Group 2 received the same psychological therapy sessions as Group 1, but instead of ketamine infusions they received infusions of saline, to determine whether ketamine produced larger effects than placebo
Group 3 also received the same ketamine infusions as Group 1, but instead of therapy, they received an alcohol education session for the same duration as the therapy. In contrast to the therapy sessions, these education sessions did not have formal psychological components relating to personal relapse prevention strategies, mindfulness, or the promotion of personal well-being.
Group 4 received the same control education sessions as Group 3, but received placebo saline infusions like Group 2.
Patients were asked to keep track of their alcohol use during the treatment period, and for a period of six months following the treatment’s conclusion. The patients also attended two follow-up appointments at three and six months after the conclusion of their treatment, where they were scored for depressive symptoms and symptoms of alcohol and nicotine craving. 45% of patients had a diagnosis of anxiety, and 40% had a diagnosis of depression at the start of the study.
The study showed that there was a significantly greater percentage of days abstinent from alcohol at six-month follow-up in the ketamine compared with the placebo group, with an average reduction of 10 additional days abstinent for the patients who were given ketamine infusions over the six months. This is a relatively small decrease, and no significant difference was found in the proportion of patients who relapsed (defined as having at least one episode of heavy drinking) during the six-month period following the treatments. When comparing Group 1 with Group 3, there was a small, but statistically insignificant decrease in the number of days on which the patients drank alcohol during the follow-up period. This suggested that the psychological therapy techniques used were marginally more effective than the education sessions in this study, though it is possible that over a large population of patients they may have a benefit – studies with a larger sample size will be necessary in the future in order to determine whether there is an additional benefit to this sort of psychological therapy combined with ketamine.

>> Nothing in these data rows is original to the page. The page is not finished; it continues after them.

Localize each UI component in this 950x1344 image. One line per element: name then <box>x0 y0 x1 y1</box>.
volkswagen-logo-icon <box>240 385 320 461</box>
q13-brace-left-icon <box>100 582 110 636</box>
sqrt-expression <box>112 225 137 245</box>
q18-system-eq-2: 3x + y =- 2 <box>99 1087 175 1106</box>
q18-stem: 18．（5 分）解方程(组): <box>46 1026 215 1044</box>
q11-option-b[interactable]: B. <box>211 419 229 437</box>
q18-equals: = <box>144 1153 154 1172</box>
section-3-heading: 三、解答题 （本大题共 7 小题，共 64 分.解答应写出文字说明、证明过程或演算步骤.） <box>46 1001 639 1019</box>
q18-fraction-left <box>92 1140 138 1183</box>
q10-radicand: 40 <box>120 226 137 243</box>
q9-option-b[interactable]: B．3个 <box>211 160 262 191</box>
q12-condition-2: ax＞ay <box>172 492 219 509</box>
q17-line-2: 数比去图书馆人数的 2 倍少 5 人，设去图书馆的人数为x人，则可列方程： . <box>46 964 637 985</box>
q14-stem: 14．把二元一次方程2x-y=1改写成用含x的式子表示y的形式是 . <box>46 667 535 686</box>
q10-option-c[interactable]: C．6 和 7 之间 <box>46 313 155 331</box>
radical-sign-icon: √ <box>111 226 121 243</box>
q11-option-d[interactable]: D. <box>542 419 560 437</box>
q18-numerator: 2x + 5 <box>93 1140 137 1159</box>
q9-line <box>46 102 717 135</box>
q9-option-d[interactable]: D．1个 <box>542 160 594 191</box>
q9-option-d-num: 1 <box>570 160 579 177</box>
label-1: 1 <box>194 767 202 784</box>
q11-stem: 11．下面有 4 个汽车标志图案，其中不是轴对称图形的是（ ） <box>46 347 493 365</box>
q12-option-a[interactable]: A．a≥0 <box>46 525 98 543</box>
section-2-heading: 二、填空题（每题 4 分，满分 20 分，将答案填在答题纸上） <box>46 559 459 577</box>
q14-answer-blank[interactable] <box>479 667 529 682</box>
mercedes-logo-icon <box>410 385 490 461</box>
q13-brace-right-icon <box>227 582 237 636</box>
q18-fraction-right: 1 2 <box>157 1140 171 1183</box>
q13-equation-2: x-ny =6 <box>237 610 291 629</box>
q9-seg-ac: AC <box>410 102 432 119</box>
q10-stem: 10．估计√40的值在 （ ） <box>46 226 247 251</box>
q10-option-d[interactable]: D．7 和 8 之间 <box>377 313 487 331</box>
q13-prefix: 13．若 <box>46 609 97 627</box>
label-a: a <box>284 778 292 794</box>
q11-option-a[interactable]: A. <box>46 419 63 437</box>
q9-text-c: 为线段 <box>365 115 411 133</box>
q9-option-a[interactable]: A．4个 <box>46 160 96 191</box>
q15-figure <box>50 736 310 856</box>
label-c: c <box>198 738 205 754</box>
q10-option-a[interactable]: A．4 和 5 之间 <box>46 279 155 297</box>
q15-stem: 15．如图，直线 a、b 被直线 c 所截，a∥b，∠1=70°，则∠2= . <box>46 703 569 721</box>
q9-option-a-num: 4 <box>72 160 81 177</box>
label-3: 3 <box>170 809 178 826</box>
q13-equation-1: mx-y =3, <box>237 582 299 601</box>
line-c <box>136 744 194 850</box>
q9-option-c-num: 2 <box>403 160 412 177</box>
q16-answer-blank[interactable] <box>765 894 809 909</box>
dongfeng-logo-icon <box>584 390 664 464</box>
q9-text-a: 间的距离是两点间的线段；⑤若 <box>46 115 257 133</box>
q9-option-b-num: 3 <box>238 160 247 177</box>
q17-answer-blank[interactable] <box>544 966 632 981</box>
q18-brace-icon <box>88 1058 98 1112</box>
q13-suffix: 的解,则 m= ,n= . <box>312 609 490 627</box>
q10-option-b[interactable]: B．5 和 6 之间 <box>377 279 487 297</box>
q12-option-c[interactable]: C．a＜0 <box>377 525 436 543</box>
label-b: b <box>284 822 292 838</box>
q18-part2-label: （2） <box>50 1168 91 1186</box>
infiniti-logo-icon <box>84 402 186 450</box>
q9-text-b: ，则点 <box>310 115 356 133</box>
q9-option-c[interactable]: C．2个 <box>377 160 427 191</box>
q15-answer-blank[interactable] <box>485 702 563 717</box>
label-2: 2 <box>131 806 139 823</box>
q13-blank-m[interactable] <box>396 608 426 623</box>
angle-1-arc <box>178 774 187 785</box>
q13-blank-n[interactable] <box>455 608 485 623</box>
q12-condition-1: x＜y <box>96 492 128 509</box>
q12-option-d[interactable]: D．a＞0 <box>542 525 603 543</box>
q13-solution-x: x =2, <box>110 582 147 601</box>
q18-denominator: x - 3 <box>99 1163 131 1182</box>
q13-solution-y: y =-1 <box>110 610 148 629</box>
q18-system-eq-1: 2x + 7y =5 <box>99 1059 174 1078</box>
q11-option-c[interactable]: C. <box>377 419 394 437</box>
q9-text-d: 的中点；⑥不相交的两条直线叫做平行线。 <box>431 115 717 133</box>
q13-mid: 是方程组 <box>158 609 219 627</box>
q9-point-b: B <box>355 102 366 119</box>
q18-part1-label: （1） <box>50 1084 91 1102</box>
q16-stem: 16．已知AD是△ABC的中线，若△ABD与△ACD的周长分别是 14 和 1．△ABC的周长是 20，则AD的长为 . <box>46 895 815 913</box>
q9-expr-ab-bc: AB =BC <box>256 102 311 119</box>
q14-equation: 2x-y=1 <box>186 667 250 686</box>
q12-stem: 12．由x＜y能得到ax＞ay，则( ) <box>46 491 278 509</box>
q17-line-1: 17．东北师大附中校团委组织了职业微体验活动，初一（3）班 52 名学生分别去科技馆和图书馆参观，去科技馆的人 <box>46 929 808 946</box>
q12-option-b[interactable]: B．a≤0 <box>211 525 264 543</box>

Ketamine treatment caused a reduction in the severity of depression symptoms that the patients reported at three months following the treatment, but by six months there was no difference in depression between patients who had received ketamine vs placebo. A small proportion of patients experienced severe side effects of ketamine administration, and two had to withdraw from the study as a result. The greatest difference in response seen in this study was in the comparison between the ketamine & psychotherapy vs placebo and psychoeducation with non-overlapping confidence intervals. This gives early indications of the added therapeutic efficacy of ketamine & therapy in treating these patients as per the researchers a priori hypotheses.
Overall, this was a useful proof-of-concept study, providing another step towards understanding how ketamine with therapy may best be used in treating alcohol addiction. Decreases in the number of days on which patients drank were seen up to six months following treatment, a surprisingly long-lived effect of the ketamine infusions and superior efficacy was seen when compared to patients in the placebo arms of the study highlighting the clinical utility of this approach. While important, the results from this study must be treated with caution, this was an early-stage clinical trial, and as such contained a small number of participants. Larger studies will be needed in future to confirm whether ketamine and psychological therapy will be a valuable new tool in treating alcohol use disorder.